I should hope I’m not actually surprising anyone by saying they spring Freeman. Not in any way they planned, clusterfucks make for much better reading, but from the outset we knew that was going to happen. The shamblers play more of a roll on the escape and said escape thoroughly and satisfyingly raises the bar on all the action. They actually bookend the action, appearing mostly in the beginning and end. Heroes creates a solid zombie mythos and holds to it while letting the zombies grow. They never feel overpowered while the dangers keep escalating.

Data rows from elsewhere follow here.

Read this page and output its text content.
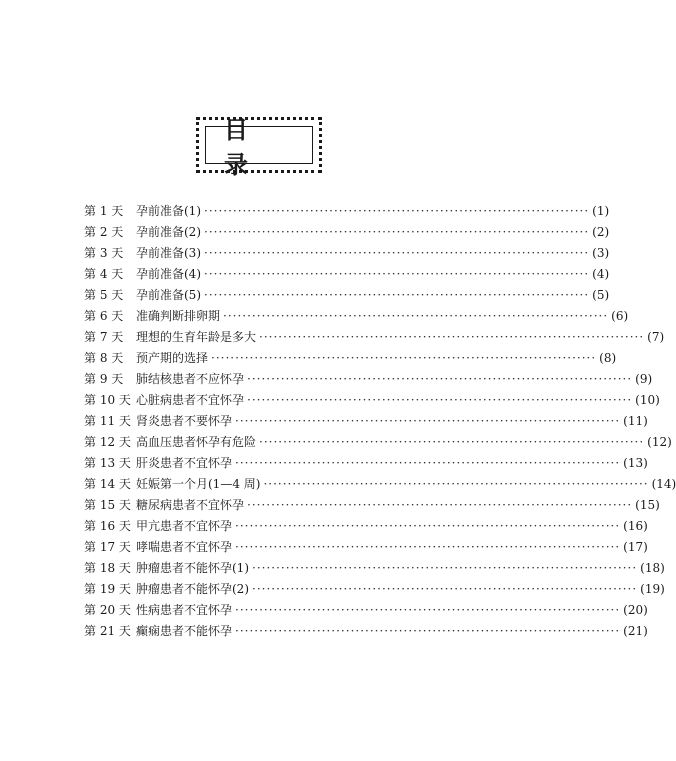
目 录
第 1 天	孕前准备(1) ················································································ (1)
第 2 天	孕前准备(2) ················································································ (2)
第 3 天	孕前准备(3) ················································································ (3)
第 4 天	孕前准备(4) ················································································ (4)
第 5 天	孕前准备(5) ················································································ (5)
第 6 天	准确判断排卵期 ················································································ (6)
第 7 天	理想的生育年龄是多大 ················································································ (7)
第 8 天	预产期的选择 ················································································ (8)
第 9 天	肺结核患者不应怀孕 ················································································ (9)
第 10 天 心脏病患者不宜怀孕 ················································································ (10)
第 11 天 肾炎患者不要怀孕 ················································································ (11)
第 12 天 高血压患者怀孕有危险 ················································································ (12)
第 13 天 肝炎患者不宜怀孕 ················································································ (13)
第 14 天 妊娠第一个月(1—4 周) ················································································ (14)
第 15 天 糖尿病患者不宜怀孕 ················································································ (15)
第 16 天 甲亢患者不宜怀孕 ················································································ (16)
第 17 天 哮喘患者不宜怀孕 ················································································ (17)
第 18 天 肿瘤患者不能怀孕(1) ················································································ (18)
第 19 天 肿瘤患者不能怀孕(2) ················································································ (19)
第 20 天 性病患者不宜怀孕 ················································································ (20)
第 21 天 癫痫患者不能怀孕 ················································································ (21)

There were a couple parts of the book that were way too over the top for my tastes, total shock value that didn’t really add to the story. It involves some German officers that don’t even play a proper roll in the narrative beyond the shock. “Hey! This is gross and evil! These people are really bad! Told you so!” That’s all I really got out of it and it seemed a bit cheap. I’m sure when you get to it, you’ll know exactly what I’m talking about. If it was integrated into the plot more than it was, I don’t think it would have bothered me a bit. In the end, it wasn’t a pattern that reared its head again and again in the book so I wrote off the incident as a zombie book trope and moved on. Zombie books aren’t something I read tons off so I’m not that versed in their conventions.
I liked the ending of the book but I disliked the epilogue. I know that Heroes is a Book One and as such, there has to be some prep for the next book. I would have much preferred to leave some open ended questions rather than dangling the bait right in front of our noses. I understand wanting to throw out Book Two’s hooks in the epilogue of Heroes but I think it would have served better as the prologue for Book Two leaving Heroes with a more satisfying ending. And the actual ending really was satisfying. The climax of the book is where the author mixes the alt history and the zombies together most effectively.
In the end, I would recommend this book. It’s flawed, but really, what isn’t? The flaws of Heroes don’t detract from its positives. The hardcore alt history guys and the mega zombie guys might not like this book as it keeps the tropes of each somewhat light. This is a genre mix that works very well together though, especially since it’s WWI when most of this type of thing gos for WWII instead.